4.9. De rechtbank overweegt dienaangaande het volgende. Met al hetgeen eiseres naar voren heeft gebracht, ook in onderlinge samenhang bezien, heeft zij op geen enkele wijze aannemelijk gemaakt dat er ten tijde van de onderhavige aangiften ten invoer een strafrechtelijk onderzoek liep naar de invoer van schoeisel met als aangeven land van oorsprong Bangladesh, laat staan dat de onderhavige aangiften door de douane conform zijn afgedaan in de wetenschap dat de Form A’s die bij de aangiften waren overgelegd vals waren en er bewust voor is gekozen om eiseres daarvan niet op de hoogte te stellen om het strafrechtelijke onderzoek niet te hinderen. De rechtbank wijst daarbij op het volgende. Uit het enkele feit dat het onderzoeksrapport van het OLAF er melding van maakt dat het onderzoek onder meer tot doel had om de authenticiteit van documenten uit Bangladesh die sinds 2002 bij de invoer van schoeisel werden overgelegd te verifiëren, volgt niet dat er sinds 2002 een strafrechtelijk onderzoek loopt naar schoeisel met aangegeven oorsprong Bangladesh. Die gevolgtrekking kan evenmin worden verbonden aan het feit dat er sinds 1995 diverse onderzoeken lopen naar ‘de omleiding van schoenen uit China’ via andere landen dan Bangladesh. Daarnaast is in de hiervoor onder 2.2.2 weergegeven tekst van AM-melding 2002/26 geen enkele steun te vinden voor de stelling dat die melding als selectiegegeven importeur [X] had. Voorts merkt de rechtbank op, dat indien het de bedoeling van de douane was geweest om eiseres in het ongewisse te laten van een lopend strafrechtelijk onderzoek, het niet voor de hand ligt dat de douane eiseres er bij de verificatie van de aangiften van op de hoogte stelt dat er een controle à posteriori zal worden ingesteld naar de geldigheid van de bij de aangiften overgelegde Form A’s. Verder heeft eiseres ter zitting toegelicht dat de doorlopende zekerheidstelling voldoende was om de onderhavige douaneschuld te kunnen betalen. Naar het oordeel van de rechtbank volgt hieruit dat de douane niet gehouden was toepassing te geven aan het bepaalde in artikel 248 van het TCDW. De rechtbank is op grond van het voorgaande dan ook van oordeel dat niet aannemelijk is geworden dat zich een situatie heeft voorgedaan als bedoeld in het arrest van het HvJ van 7 september 1999, zaak C-61/98 (De Haan Beheer B.V.).

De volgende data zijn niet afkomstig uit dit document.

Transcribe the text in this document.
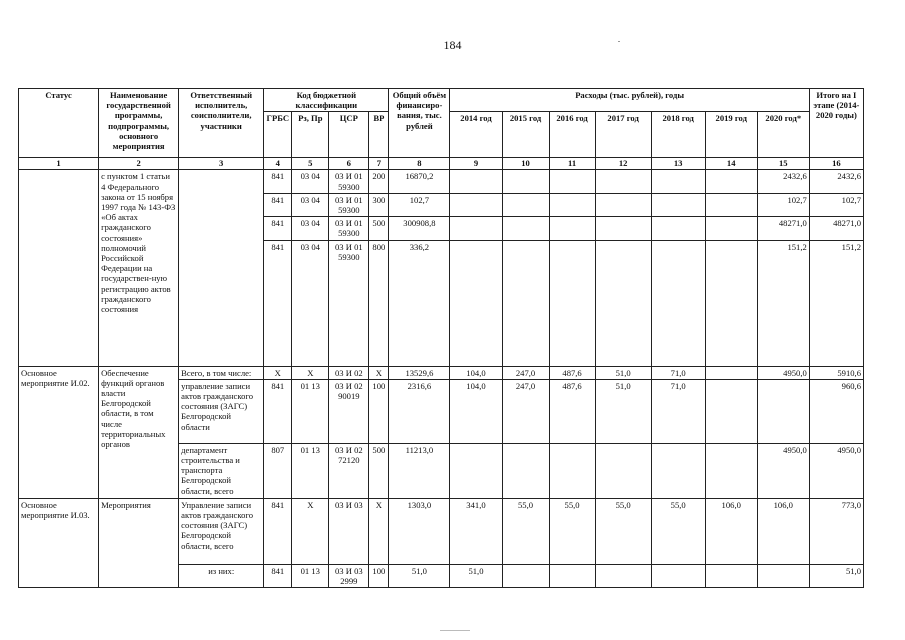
184
Статус	Наименование государственной программы, подпрограммы, основного мероприятия	Ответственный исполнитель, соисполнители, участники	Код бюджетной классификации				Общий объём финансиро-вания, тыс. рублей	Расходы (тыс. рублей), годы							Итого на I этапе (2014-2020 годы)
			ГРБС	Рз, Пр	ЦСР	ВР		2014 год	2015 год	2016 год	2017 год	2018 год	2019 год	2020 год*	
1	2	3	4	5	6	7	8	9	10	11	12	13	14	15	16
	с пунктом 1 статьи 4 Федерального закона от 15 ноября 1997 года № 143-ФЗ «Об актах гражданского состояния» полномочий Российской Федерации на государствен-ную регистрацию актов гражданского состояния		841	03 04	03 И 01 59300	200	16870,2							2432,6	2432,6
			841	03 04	03 И 01 59300	300	102,7							102,7	102,7
			841	03 04	03 И 01 59300	500	300908,8							48271,0	48271,0
			841	03 04	03 И 01 59300	800	336,2							151,2	151,2
Основное мероприятие И.02.	Обеспечение функций органов власти Белгородской области, в том числе территориальных органов	Всего, в том числе:	X	X	03 И 02	X	13529,6	104,0	247,0	487,6	51,0	71,0		4950,0	5910,6
		управление записи актов гражданского состояния (ЗАГС) Белгородской области	841	01 13	03 И 02 90019	100	2316,6	104,0	247,0	487,6	51,0	71,0			960,6
		департамент строительства и транспорта Белгородской области, всего	807	01 13	03 И 02 72120	500	11213,0							4950,0	4950,0
Основное мероприятие И.03.	Мероприятия	Управление записи актов гражданского состояния (ЗАГС) Белгородской области, всего	841	X	03 И 03	X	1303,0	341,0	55,0	55,0	55,0	55,0	106,0	106,0	773,0
		из них:	841	01 13	03 И 03 2999	100	51,0	51,0							51,0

4.10. Eiseres heeft zich voorts op het standpunt gesteld dat sprake is van een bijzondere situatie, omdat bij de afgifte van de onderhavige Form A’s corrupte ambtenaren van de bevoegde douaneautoriteit, te weten het Export Promotion Bureau te Dhaka (Bangladesh) zijn betrokken.

4.11. Verweerder stelt zich op het standpunt dat uit het rapport van het OLAF juist blijkt dat de Form A’s niet door de bevoegde douaneautoriteiten te Bangladesh zijn uitgegeven en om die reden ongeldig zijn verklaard.

4.12. De rechtbank is van oordeel dat uit de hiervoor onder 2.3 en 2.4 vermelde feiten blijkt dat er juist geen bevoegde douaneautoriteiten van Bangladesh betrokken waren bij de afgifte van de Form A’s, omdat het stempel van die autoriteiten immers ontbreekt. Een beoordeling van de door eiseres opgeworpen vraag of de douaneautoriteiten uit Bangladesh frauduleus hebben gehandeld kan dan ook achterwege blijven. Ook deze grief faalt derhalve.

4.13. Gelet op het voorgaande kan in het midden blijven of sprake is geweest van klaarblijkelijke nalatigheid van de zijde van eiseres.”

5. Beoordeling van het geschil

5.1. Het Hof stelt voorop dat voor terugbetaling op de voet van artikel 239 van het CDW is vereist dat sprake is van bijzondere omstandigheden die geen frauduleuze handeling of klaarblijkelijke nalatigheid van de zijde van belanghebbende inhouden. Volgens vaste rechtspraak zijn dit cumulatieve voorwaarden (vgl. HvJ 13 november 1984, Van Gend & Loos en Bosman, gevoegde zaken 98/83 en 230/83, Jurispr. blz. 3763 en HvJ 26 november 1998, Covita, C-370/96, Jurispr. blz. I-7711, punt 29).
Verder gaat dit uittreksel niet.